Characterization of a human colorectal cancer cell line resistant to 5-fluorouracil in an attempt to reverse the mechanisms of resistance

Abstract

Colorectal cancer (CRC) is one of the most commonly diagnosed cancers locally and worldwide and among the leading causes of cancer-related deaths. Colorectal carcinogenesis follows a well defined adenoma-carcinoma sequence characterized by a series of mutations affecting key regulators such as p53, ras, and mismatch repair genes. Although standard therapies for CRC, including surgery, radiotherapy, and chemotherapy, are effective for some cases; however, the overall survival rate for CRC patients is still relatively low. Studies have focused on developing therapeutic approaches that might prolong CRC patients survival. The chemotherapeutic drug, 5-Fluorouracil (5FU), has long been used as the treatment of choice for CRC. However, patients develop resistance to this drug, stressing the need to study the mechanism underlying 5-FU resistance. In the present study, we used a human resistant colorectal cancer cell line resistant to 5- FU (HCT116-5FUR) and we compared the effects of 5-FU on HCT116 and HCT116-5FUR cell growth. We were able to characterize the inhibition of proliferation by 5-FU only in the HCT116 cells using MTT and the trypan blue dye exclusion assays. Propidium iodide DNA staining followed by flow cytometry analysis demonstrated that 5-FU failed to induce accumulation of the treated cells in the presumably apoptotic sub-G1 region in HCT116- 5FUR cells as it did in the parental counterparts.
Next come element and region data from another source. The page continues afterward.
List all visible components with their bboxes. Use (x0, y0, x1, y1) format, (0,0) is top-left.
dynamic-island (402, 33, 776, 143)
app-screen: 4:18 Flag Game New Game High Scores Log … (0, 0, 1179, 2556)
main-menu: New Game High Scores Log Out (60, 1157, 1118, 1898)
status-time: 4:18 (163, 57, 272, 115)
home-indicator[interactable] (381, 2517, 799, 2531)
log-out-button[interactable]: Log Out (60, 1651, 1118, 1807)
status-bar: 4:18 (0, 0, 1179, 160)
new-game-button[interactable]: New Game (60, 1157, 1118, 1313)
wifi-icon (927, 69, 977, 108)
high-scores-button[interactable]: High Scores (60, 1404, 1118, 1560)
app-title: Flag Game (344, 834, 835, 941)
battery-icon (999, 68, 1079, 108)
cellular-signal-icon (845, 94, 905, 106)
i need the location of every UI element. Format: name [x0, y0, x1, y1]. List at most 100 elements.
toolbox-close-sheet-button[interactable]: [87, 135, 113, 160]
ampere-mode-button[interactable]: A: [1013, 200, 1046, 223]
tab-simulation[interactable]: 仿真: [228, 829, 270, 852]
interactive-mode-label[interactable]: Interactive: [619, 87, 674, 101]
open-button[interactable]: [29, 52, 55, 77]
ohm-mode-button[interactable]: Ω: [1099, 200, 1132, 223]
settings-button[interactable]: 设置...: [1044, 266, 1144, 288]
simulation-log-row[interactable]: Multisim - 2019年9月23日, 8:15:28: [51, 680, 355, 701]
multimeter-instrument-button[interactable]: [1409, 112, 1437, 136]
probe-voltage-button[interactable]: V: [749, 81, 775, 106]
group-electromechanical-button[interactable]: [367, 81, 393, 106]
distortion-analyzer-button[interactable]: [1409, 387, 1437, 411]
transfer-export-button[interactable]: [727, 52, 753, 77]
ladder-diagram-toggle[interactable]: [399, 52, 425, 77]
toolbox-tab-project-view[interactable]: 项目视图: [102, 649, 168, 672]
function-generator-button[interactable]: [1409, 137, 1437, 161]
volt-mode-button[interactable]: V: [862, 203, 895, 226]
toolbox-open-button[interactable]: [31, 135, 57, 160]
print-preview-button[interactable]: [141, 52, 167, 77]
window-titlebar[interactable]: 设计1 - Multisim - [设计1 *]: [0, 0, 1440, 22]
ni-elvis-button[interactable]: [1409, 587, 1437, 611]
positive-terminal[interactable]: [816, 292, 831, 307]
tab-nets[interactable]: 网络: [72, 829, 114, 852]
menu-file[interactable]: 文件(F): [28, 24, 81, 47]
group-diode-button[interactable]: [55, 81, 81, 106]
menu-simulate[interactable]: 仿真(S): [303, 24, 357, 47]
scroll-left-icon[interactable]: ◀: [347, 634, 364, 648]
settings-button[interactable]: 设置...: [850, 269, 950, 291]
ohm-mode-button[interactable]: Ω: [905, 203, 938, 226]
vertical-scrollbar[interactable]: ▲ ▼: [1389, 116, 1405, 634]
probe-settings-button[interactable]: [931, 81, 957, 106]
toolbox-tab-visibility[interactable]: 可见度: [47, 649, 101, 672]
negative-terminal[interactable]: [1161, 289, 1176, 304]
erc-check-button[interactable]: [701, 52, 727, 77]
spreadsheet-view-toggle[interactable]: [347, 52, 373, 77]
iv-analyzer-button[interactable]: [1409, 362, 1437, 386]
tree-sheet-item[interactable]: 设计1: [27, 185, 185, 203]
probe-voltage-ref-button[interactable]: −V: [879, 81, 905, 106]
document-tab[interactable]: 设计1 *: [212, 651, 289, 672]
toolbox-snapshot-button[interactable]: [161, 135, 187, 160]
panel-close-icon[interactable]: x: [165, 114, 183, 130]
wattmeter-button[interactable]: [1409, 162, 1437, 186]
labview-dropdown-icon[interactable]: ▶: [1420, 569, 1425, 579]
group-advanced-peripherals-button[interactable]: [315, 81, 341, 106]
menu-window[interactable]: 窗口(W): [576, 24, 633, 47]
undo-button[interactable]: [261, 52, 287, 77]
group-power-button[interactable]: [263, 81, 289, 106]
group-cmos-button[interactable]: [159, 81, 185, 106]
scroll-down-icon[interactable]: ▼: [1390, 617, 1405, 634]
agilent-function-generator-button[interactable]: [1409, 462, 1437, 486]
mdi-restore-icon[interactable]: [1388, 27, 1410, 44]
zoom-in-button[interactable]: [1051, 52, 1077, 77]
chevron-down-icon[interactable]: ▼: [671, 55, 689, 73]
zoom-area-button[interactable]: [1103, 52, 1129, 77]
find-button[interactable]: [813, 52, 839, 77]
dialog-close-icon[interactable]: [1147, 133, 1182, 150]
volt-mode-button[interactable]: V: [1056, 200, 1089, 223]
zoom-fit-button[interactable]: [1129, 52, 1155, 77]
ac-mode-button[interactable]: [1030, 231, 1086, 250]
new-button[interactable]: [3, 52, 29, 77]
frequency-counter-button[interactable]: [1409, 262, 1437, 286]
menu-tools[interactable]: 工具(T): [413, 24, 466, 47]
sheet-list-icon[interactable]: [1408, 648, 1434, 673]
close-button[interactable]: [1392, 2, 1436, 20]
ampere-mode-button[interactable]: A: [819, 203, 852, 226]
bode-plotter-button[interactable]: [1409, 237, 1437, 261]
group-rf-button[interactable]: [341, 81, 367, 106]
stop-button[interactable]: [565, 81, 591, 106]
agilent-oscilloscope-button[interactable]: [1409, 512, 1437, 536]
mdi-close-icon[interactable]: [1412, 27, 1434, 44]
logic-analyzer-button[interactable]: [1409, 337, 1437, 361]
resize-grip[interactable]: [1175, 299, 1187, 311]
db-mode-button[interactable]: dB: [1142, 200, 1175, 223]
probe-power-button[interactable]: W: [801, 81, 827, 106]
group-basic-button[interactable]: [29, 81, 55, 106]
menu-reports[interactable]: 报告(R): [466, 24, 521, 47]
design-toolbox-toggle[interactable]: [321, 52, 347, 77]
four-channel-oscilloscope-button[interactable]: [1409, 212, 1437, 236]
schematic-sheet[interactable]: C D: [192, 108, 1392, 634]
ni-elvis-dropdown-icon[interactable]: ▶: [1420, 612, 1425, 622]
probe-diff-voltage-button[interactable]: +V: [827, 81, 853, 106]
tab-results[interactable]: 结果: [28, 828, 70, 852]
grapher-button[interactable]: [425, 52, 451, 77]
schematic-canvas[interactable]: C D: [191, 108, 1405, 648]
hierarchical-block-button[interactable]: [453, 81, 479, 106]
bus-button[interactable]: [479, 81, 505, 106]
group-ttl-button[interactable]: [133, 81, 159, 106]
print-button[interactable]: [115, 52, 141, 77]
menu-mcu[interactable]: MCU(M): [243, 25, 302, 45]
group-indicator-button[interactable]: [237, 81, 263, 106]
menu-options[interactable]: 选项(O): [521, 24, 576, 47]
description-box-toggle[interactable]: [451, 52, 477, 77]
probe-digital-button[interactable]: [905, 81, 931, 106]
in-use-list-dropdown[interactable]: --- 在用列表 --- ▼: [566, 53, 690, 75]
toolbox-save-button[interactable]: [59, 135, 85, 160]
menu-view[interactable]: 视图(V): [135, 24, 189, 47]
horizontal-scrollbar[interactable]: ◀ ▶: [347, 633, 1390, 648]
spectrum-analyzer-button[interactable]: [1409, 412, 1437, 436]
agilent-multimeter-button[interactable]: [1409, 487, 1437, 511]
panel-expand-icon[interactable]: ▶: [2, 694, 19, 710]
On a molecular level, 5-FU increased the expression of the tumor suppressor p53 in HCT116 cells only but not in the 5-FU-resistant ones. The treatment with 5-FU did reveal a slight difference in the baseline expression of the anti-apoptotic Bcl-2 in both cell lines. Two key enzymes involved in 5-FU metabolism and mechanism of action, dihydropyrimidine dehydrogenase and thymidylate synthase, did not seem to be involved in the resistance mechanism of HCT116-5FUR cell line. . Our study highlights a new mechanism of resistance developed by colorectal cancer cells against 5-FU. This mechanism does not involve TS or DPD enzymes as it is commonly established but the apoptotic regulators p53 and bcl-2. Further investigation is needed to elaborate the underlying mechanism of resistance.